Título: Ruralistas desafiam Cristina e bloqueiam estradas argentinas
Autor: Rocha , Janes
Fonte: Valor Econômico, 26/03/2008, Internacional, p. A13

AP Desabastecimento: açougue em Buenos Aires fica sem carne devido a bloqueios realizados por produtores rurais Com pouco mais de cem dias de governo, a presidente da Argentina, Cristina Fernández de Kirchner, está enfrentando sua primeira grande crise interna. O rechaço ao aumento dos tributos sobre as exportações de grãos, anunciado há duas semanas, levou milhares de produtores rurais a um protesto que entra hoje em seu 14 dia.

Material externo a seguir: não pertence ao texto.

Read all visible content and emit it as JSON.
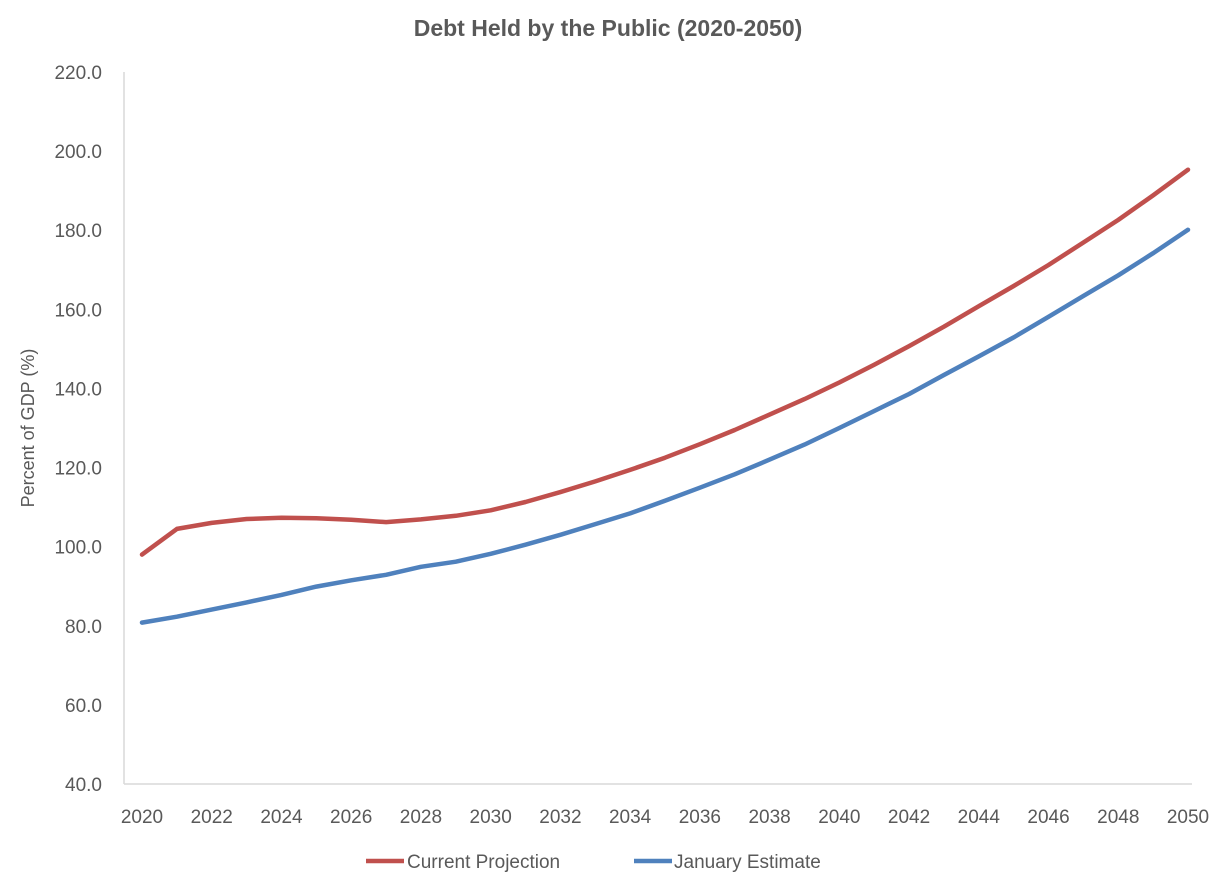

Ontem à noite, os manifestantes conseguiram um surpreendente apoio de moradores de Buenos Aires que saíram às ruas da capital batendo panelas e cercaram a Casa Rosada, sede do governo.

Com caminhões, tratores e caminhonetes, os produtores bloquearam as estradas de maior circulação da produção agrícola, cortando a passagem em 300 pontos de 29 localidades nas províncias de Buenos Aires, Santa Fé, Entre Ríos, Córdoba, Santiago del Estero, San Luis e La Pampa - área que concentra mais de 80% da produção agropecuária argentina.

As filas de caminhões se estendiam ontem por vários quilômetros e, além do caos de trânsito no interior do país, têm como alvo bloquear a circulação de carne, frango, verduras e lácteos. Estes produtos já começaram a sumir das prateleiras dos supermercados e do pequeno comér-cio varejista de Buenos Aires.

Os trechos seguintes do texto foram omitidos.